Понятие Книги, как его использует Кожев, — это, в свою очередь, секуляризованный вариант позднего представления Соловьева о Боге как о «сверхсознании», которое является внешним по отношению к человеческому сознанию, отделенному от него первоначальной, онтологической пропастью. Это понятие безличного «сверхсознания» было разработано Соловьевым прежде всего в его «Теоретической философии» (1897–1899). Кожев в своей диссертации часто обращается к этому тексту. Однако ключевую идею своего философского дискурса он заимствует из другого текста Соловьева, «Понятие о Боге» (1897).
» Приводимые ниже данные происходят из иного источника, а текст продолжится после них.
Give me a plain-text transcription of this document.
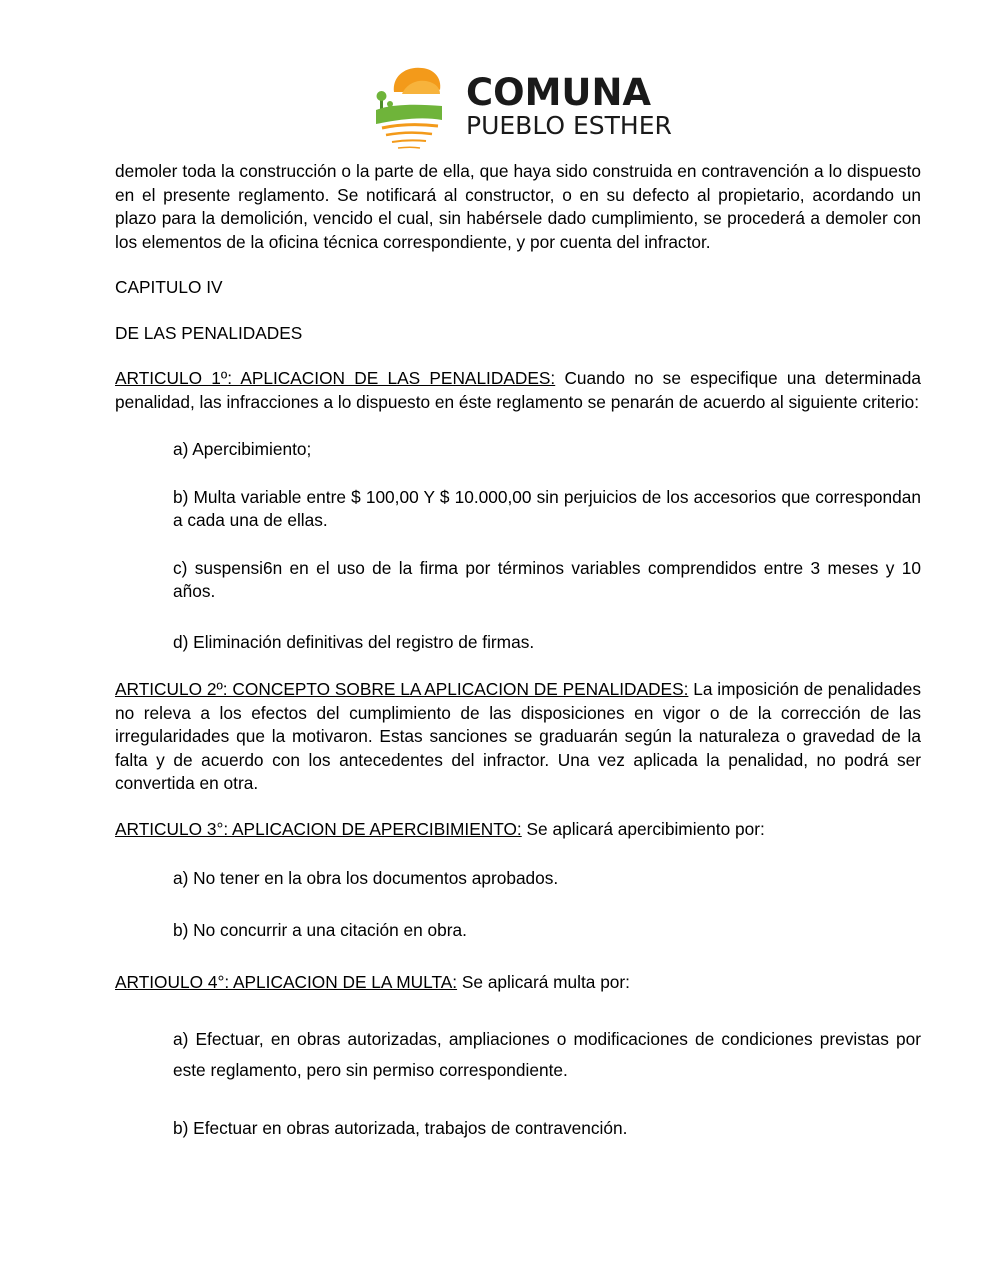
COMUNA
PUEBLO ESTHER

demoler toda la construcción o la parte de ella, que haya sido construida en contravención a lo dispuesto en el presente reglamento. Se notificará al constructor, o en su defecto al propietario, acordando un plazo para la demolición, vencido el cual, sin habérsele dado cumplimiento, se procederá a demoler con los elementos de la oficina técnica correspondiente, y por cuenta del infractor.

CAPITULO IV

DE LAS PENALIDADES

ARTICULO 1º: APLICACION DE LAS PENALIDADES: Cuando no se especifique una determinada penalidad, las infracciones a lo dispuesto en éste reglamento se penarán de acuerdo al siguiente criterio:

a) Apercibimiento;

b) Multa variable entre $ 100,00 Y $ 10.000,00 sin perjuicios de los accesorios que correspondan a cada una de ellas.

c) suspensi6n en el uso de la firma por términos variables comprendidos entre 3 meses y 10 años.

d) Eliminación definitivas del registro de firmas.

ARTICULO 2º: CONCEPTO SOBRE LA APLICACION DE PENALIDADES: La imposición de penalidades no releva a los efectos del cumplimiento de las disposiciones en vigor o de la corrección de las irregularidades que la motivaron. Estas sanciones se graduarán según la naturaleza o gravedad de la falta y de acuerdo con los antecedentes del infractor. Una vez aplicada la penalidad, no podrá ser convertida en otra.

ARTICULO 3°: APLICACION DE APERCIBIMIENTO: Se aplicará apercibimiento por:

a) No tener en la obra los documentos aprobados.

b) No concurrir a una citación en obra.

ARTIOULO 4°: APLICACION DE LA MULTA: Se aplicará multa por:

a) Efectuar, en obras autorizadas, ampliaciones o modificaciones de condiciones previstas por este reglamento, pero sin permiso correspondiente.

b) Efectuar en obras autorizada, trabajos de contravención.
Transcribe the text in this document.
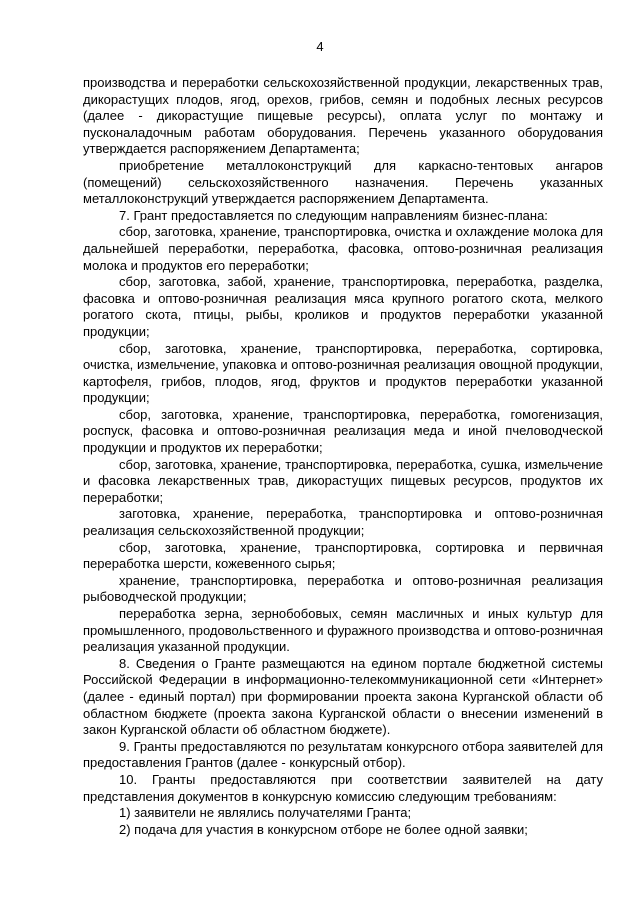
4

производства и переработки сельскохозяйственной продукции, лекарственных трав, дикорастущих плодов, ягод, орехов, грибов, семян и подобных лесных ресурсов (далее - дикорастущие пищевые ресурсы), оплата услуг по монтажу и пусконаладочным работам оборудования. Перечень указанного оборудования утверждается распоряжением Департамента;

приобретение металлоконструкций для каркасно-тентовых ангаров (помещений) сельскохозяйственного назначения. Перечень указанных металлоконструкций утверждается распоряжением Департамента.

7. Грант предоставляется по следующим направлениям бизнес-плана:

сбор, заготовка, хранение, транспортировка, очистка и охлаждение молока для дальнейшей переработки, переработка, фасовка, оптово-розничная реализация молока и продуктов его переработки;

сбор, заготовка, забой, хранение, транспортировка, переработка, разделка, фасовка и оптово-розничная реализация мяса крупного рогатого скота, мелкого рогатого скота, птицы, рыбы, кроликов и продуктов переработки указанной продукции;

сбор, заготовка, хранение, транспортировка, переработка, сортировка, очистка, измельчение, упаковка и оптово-розничная реализация овощной продукции, картофеля, грибов, плодов, ягод, фруктов и продуктов переработки указанной продукции;

сбор, заготовка, хранение, транспортировка, переработка, гомогенизация, роспуск, фасовка и оптово-розничная реализация меда и иной пчеловодческой продукции и продуктов их переработки;

сбор, заготовка, хранение, транспортировка, переработка, сушка, измельчение и фасовка лекарственных трав, дикорастущих пищевых ресурсов, продуктов их переработки;

заготовка, хранение, переработка, транспортировка и оптово-розничная реализация сельскохозяйственной продукции;

сбор, заготовка, хранение, транспортировка, сортировка и первичная переработка шерсти, кожевенного сырья;

хранение, транспортировка, переработка и оптово-розничная реализация рыбоводческой продукции;

переработка зерна, зернобобовых, семян масличных и иных культур для промышленного, продовольственного и фуражного производства и оптово-розничная реализация указанной продукции.

8. Сведения о Гранте размещаются на едином портале бюджетной системы Российской Федерации в информационно-телекоммуникационной сети «Интернет» (далее - единый портал) при формировании проекта закона Курганской области об областном бюджете (проекта закона Курганской области о внесении изменений в закон Курганской области об областном бюджете).

9. Гранты предоставляются по результатам конкурсного отбора заявителей для предоставления Грантов (далее - конкурсный отбор).

10. Гранты предоставляются при соответствии заявителей на дату представления документов в конкурсную комиссию следующим требованиям:

1) заявители не являлись получателями Гранта;

2) подача для участия в конкурсном отборе не более одной заявки;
Кожев цитирует: «То, что <…> мы обыкновенно называем нашим „я“, или нашею личностью, есть не замкнутый в себе и полный круг жизни, обладающий собственным содержанием <…> а только носитель или подставка (hypostasis) чего-то другого, высшего». Метафизическая вера в онтологический приоритет человеческой личности и в ее исходную причастность к истине отвергается здесь как иллюзия: человеческая личность, бытие (Dasein) как таковое провозглашаются внешними по отношению к истине. В конце истории человеческая личность обнаруживает, что она может быть лишь материальным носителем и репродуктивным механизмом истины — но не ее обладателем. И конечно, для Кожева как для атеиста внешний статус истины означает ее материальность — а не духовность. «Сверхсознание» становится Книгой — Библией или «Феноменологией духа» (согласно Кожеву, письмо это вообще «le suicide médiatisé»).